M A I N   N E W S

Buying, selling of children common in stone quarries
Vibha Sharma
Tribune News Service

New Delhi, August 30
Despite the government’s tall claims of adopting a proactive approach towards the issue of forced or bonded labour, the fact is that this evil system of gross infringement of fundamental rights of a human being continues unabashedly in the country.

If the 114 men, women and children, gathered in the Constitution Hall, right next to corridors of political power in the Capital are to be believed, then despite claims of eradication in neighbouring Haryana this illegal practice is carrying on, in gross violation of the Bonded Labour System(Abolition) Act 1976. And that too, right under the nose of the administration and in connivance with some high-profile politicians of the state.

Incidentally, as per the Act, there are stringent penal provisions against any such offending employers. Penalties include imprisonment for a term which may extend up to three years.

As per NGO Bachpan Bachao Andolan, which rescued these hapless men, women and children from thriving stone quarries in Pichopa Kalan in Charkhi Dadri sub-division of Bhiwani district, keeping bonded labourers and buying and selling them is a common practice in Haryana.

“Those operating stone quarries work as organised gangs and buy and sell human beings, depending upon their skill, anywhere between Rs 500 to Rs 5,000,” claims Kailash Satyarthi, chairman of the NGO.

The group today presented a memorandum to Haryana Chief Minister Bhupender Singh Hooda through the Resident Commissioner at the Haryana Bhavan in Delhi, demanding action against the contractors, the district administration Bhiwani. They also asked for their proper rehabilitation.

For those rescued from the stone quarries in hills of Pichopa Kalan in Charkhi Dadri, it has been a long story, for some as long as 7 years, of misery, exploitation and total disregard of their fundamental human rights.

One after the other, the labourers, most of them from Chattisgarh, related heart-rending stories of their plight at hands of middlemen, who had brought them from their homes with promises that were never kept, and contractors who exploited them, day after day.

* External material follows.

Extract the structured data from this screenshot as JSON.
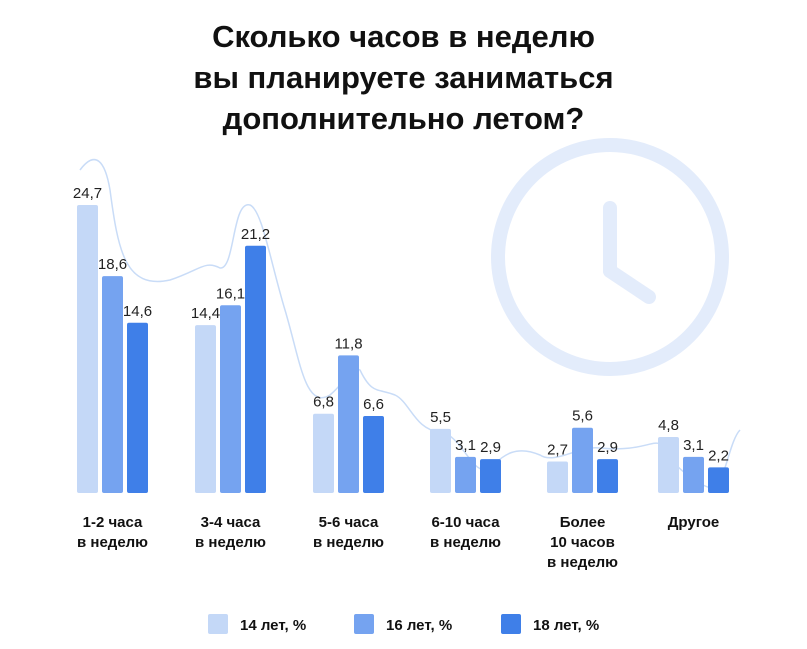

Whether it is the very pregnant 21-year-old Gulabo from Markadi village in Bilaspur district in Chattisgarh or the mother of two, the 28-year-old Suman from Lojhari village in Chattisgarh, they all claimed of not being paid regular wages for the back-breaking work that continued for 12 to 14 hours a day.

“We were given less money and bad food for all the hard work we did,” says Suman. As per the law, minimum wages for quarrying is Rs 240 a day, says Satyarthi.

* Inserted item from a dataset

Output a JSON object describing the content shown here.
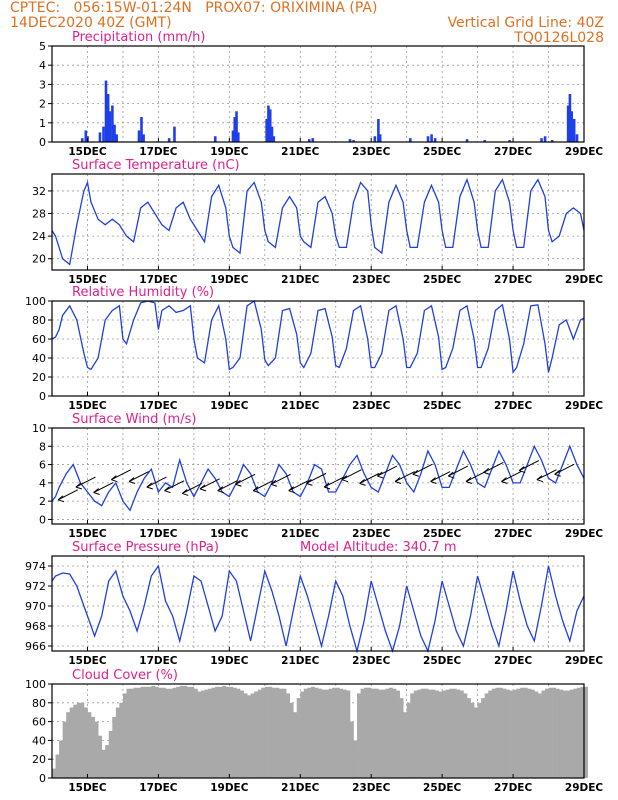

During the past 7 years that she has been working at the quarry, Suman, her husband and their two children, were not allowed to go home. In fact, Suman claimed of not being able to meet her son, whom she had left behind in her village. Those who were allowed to go home had to leave behind a family member as security, she said.

Gulabo’s story is equally pathetic. Contractor’s men sexually harassed her and hit her with a lathi on her stomach, despite being in the advanced stage of pregnancy, she alleged.

Satyarthi says the reason why illegal operations like these are continuing unchecked in Haryana is because those earning from and operating these quarries are not only well-connected but high profile politicians, including some MLAs and MPs. “A former Chief Minister owns several of these quarries in benami,” he claimed.

“When one of the bonded labourer met me on Aug 10, we sent a letter to the District Administration, Bhiwani, and the SDM, Charkhi Dadri, asking them to rescue these labourers. When there was no reaction from their side, we sent another letter on August 17.